Чтобы проверить его утверждение, Энн дотронулась до его брюк, и ее руку опалил жар.
— Ты привел меня сюда, потому что тебе стыдно за то, как я выгляжу?
Слова сорвались с языка прежде, чем она сумела их остановить. Энн в ужасе отдернула руку. Она не хотела знать. И так слишком много истин для одного дня.
— Я привел тебя сюда, чтобы ты познакомилась
с мадам Рене. — Ее прямота не смутила Майкла. — Она отважная женщина и преуспела там, где другие сдаются. Ты похожа на нее.Еще бы. Они обе были не первой свежести.
— Ты был ее любовником?
— Нет, но мог бы стать, если бы она меня пожелала.
И заплатила хорошую цену.
Энн сосредоточила взгляд на изгибе его нижней губы. Она ощущала себя несносно наивной в этом мире причудливой красоты и неприкрытой сексуальности.
— Мадам сказала, что я слишком миниатюрна в груди. — Энн говорила тихо, поддавшись своему настроению. — Что талия пышнее, чем надо, а ноги сойдут. И чтобы я не тревожилась: она все сделает в лучшем виде.
Майкл взял ее за подбородок, и Энн пришлось посмотреть ему прямо в глаза.
— А мне она сказала совсем другое. — В его интонациях и выражении лица не было ни малейшего осуждения.
— Да? — Голос Энн задрожал. — Я бы не доверяла ее суждениям.
В глазах Майкла заплясали искорки смеха, будто солнечный лучик потревожил темную гладь озера.
— Ока сказала, что твои груди крепкие и полные, как у девушки, талия в полном порядке, а ноги, как у скаковой лошади.
Энн вспомнила сквозняк из-за штор и огонь фиалковых глаз, опаливший ее.
— Ты подглядывал, когда мадам меня измеряла! — возмутилась она. Он видел ее голой, в одних чулках и шляпке с нелепым плюмажем, из-за которого она казалась себе неуклюжей кобылой.
— Да.
— Я не могу носить изделия мадам Рене.
Майкл сурово сжал губы.
— Почему?
— Я в трауре. — У нее перехватило горло. — Мои родители умерли десять месяцев назад.
Лицо Майкла разгладилось. Или, быть может, он и вовсе не хмурился. Разве можно понять этого человека, который утверждает, что жаждет ее так же сильно, как она его.

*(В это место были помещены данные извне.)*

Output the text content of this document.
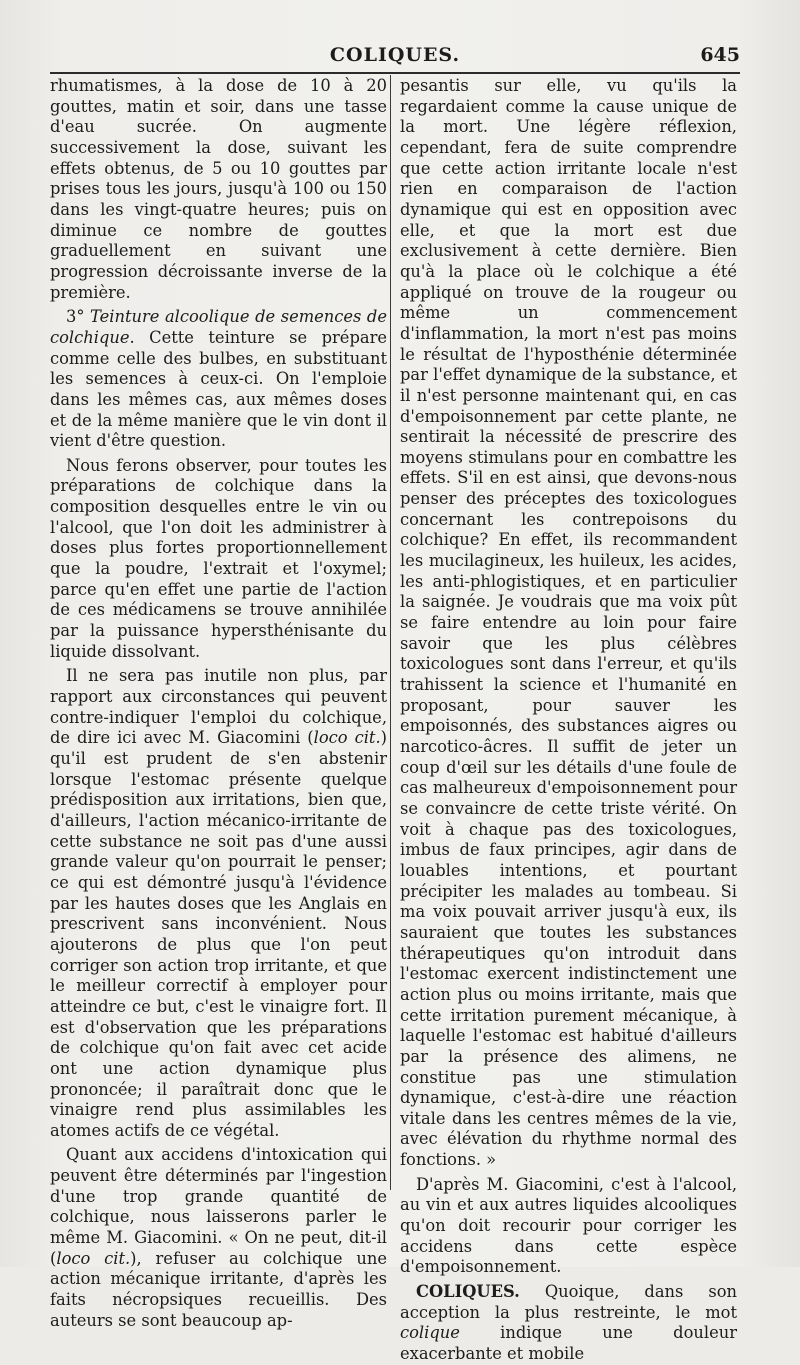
COLIQUES.	645

rhumatismes, à la dose de 10 à 20 gouttes, matin et soir, dans une tasse d'eau sucrée. On augmente successivement la dose, suivant les effets obtenus, de 5 ou 10 gouttes par prises tous les jours, jusqu'à 100 ou 150 dans les vingt-quatre heures; puis on diminue ce nombre de gouttes graduellement en suivant une progression décroissante inverse de la première.

3° Teinture alcoolique de semences de colchique. Cette teinture se prépare comme celle des bulbes, en substituant les semences à ceux-ci. On l'emploie dans les mêmes cas, aux mêmes doses et de la même manière que le vin dont il vient d'être question.

Nous ferons observer, pour toutes les préparations de colchique dans la composition desquelles entre le vin ou l'alcool, que l'on doit les administrer à doses plus fortes proportionnellement que la poudre, l'extrait et l'oxymel; parce qu'en effet une partie de l'action de ces médicamens se trouve annihilée par la puissance hypersthénisante du liquide dissolvant.

Il ne sera pas inutile non plus, par rapport aux circonstances qui peuvent contre-indiquer l'emploi du colchique, de dire ici avec M. Giacomini (loco cit.) qu'il est prudent de s'en abstenir lorsque l'estomac présente quelque prédisposition aux irritations, bien que, d'ailleurs, l'action mécanico-irritante de cette substance ne soit pas d'une aussi grande valeur qu'on pourrait le penser; ce qui est démontré jusqu'à l'évidence par les hautes doses que les Anglais en prescrivent sans inconvénient. Nous ajouterons de plus que l'on peut corriger son action trop irritante, et que le meilleur correctif à employer pour atteindre ce but, c'est le vinaigre fort. Il est d'observation que les préparations de colchique qu'on fait avec cet acide ont une action dynamique plus prononcée; il paraîtrait donc que le vinaigre rend plus assimilables les atomes actifs de ce végétal.

Quant aux accidens d'intoxication qui peuvent être déterminés par l'ingestion d'une trop grande quantité de colchique, nous laisserons parler le même M. Giacomini. « On ne peut, dit-il (loco cit.), refuser au colchique une action mécanique irritante, d'après les faits nécropsiques recueillis. Des auteurs se sont beaucoup ap-

pesantis sur elle, vu qu'ils la regardaient comme la cause unique de la mort. Une légère réflexion, cependant, fera de suite comprendre que cette action irritante locale n'est rien en comparaison de l'action dynamique qui est en opposition avec elle, et que la mort est due exclusivement à cette dernière. Bien qu'à la place où le colchique a été appliqué on trouve de la rougeur ou même un commencement d'inflammation, la mort n'est pas moins le résultat de l'hyposthénie déterminée par l'effet dynamique de la substance, et il n'est personne maintenant qui, en cas d'empoisonnement par cette plante, ne sentirait la nécessité de prescrire des moyens stimulans pour en combattre les effets. S'il en est ainsi, que devons-nous penser des préceptes des toxicologues concernant les contrepoisons du colchique? En effet, ils recommandent les mucilagineux, les huileux, les acides, les anti-phlogistiques, et en particulier la saignée. Je voudrais que ma voix pût se faire entendre au loin pour faire savoir que les plus célèbres toxicologues sont dans l'erreur, et qu'ils trahissent la science et l'humanité en proposant, pour sauver les empoisonnés, des substances aigres ou narcotico-âcres. Il suffit de jeter un coup d'œil sur les détails d'une foule de cas malheureux d'empoisonnement pour se convaincre de cette triste vérité. On voit à chaque pas des toxicologues, imbus de faux principes, agir dans de louables intentions, et pourtant précipiter les malades au tombeau. Si ma voix pouvait arriver jusqu'à eux, ils sauraient que toutes les substances thérapeutiques qu'on introduit dans l'estomac exercent indistinctement une action plus ou moins irritante, mais que cette irritation purement mécanique, à laquelle l'estomac est habitué d'ailleurs par la présence des alimens, ne constitue pas une stimulation dynamique, c'est-à-dire une réaction vitale dans les centres mêmes de la vie, avec élévation du rhythme normal des fonctions. »

D'après M. Giacomini, c'est à l'alcool, au vin et aux autres liquides alcooliques qu'on doit recourir pour corriger les accidens dans cette espèce d'empoisonnement.

COLIQUES. Quoique, dans son acception la plus restreinte, le mot colique indique une douleur exacerbante et mobile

— И поэтому ты пришла ко мне? — Шероховатые пальцы пробежались по ее щекам, коснулись ушей.
— Нет. Из-за страха. Я пришла к тебе, испугавшись, что однажды останусь такой же одинокой и несчастной, как они.
Их взгляды встретились.
— И тем не менее ты за ними ухаживала.
— У них больше никого не было.
— Ты не хочешь выходить со мной сегодня. — Его ресницы взлетели вверх. — Стесняешься?
Слышал ли он модистку? Больно ли ему, когда на него таращатся? Обсуждают?
Неужели найдется хоть одна женщина, которую он не сумеет пленить?
— Если бы женщина стеснялась мужчины, она не стала бы платить ему десять тысяч фунтов, месье д'Анж, — твердо ответила Энн.
— Тогда чего ты испугалась, когда я предложил показаться в свете?
Как он сказал? Иногда ложь — единственное, что нас защищает. Но сейчас нет нужды лгать. Они оба испытывают желание.
Энн гордо распрямила плечи.
— Я испугалась, когда поняла, что если нас увидят вместе, то все догадаются — ты со мной только потому, что я тебе заплатила.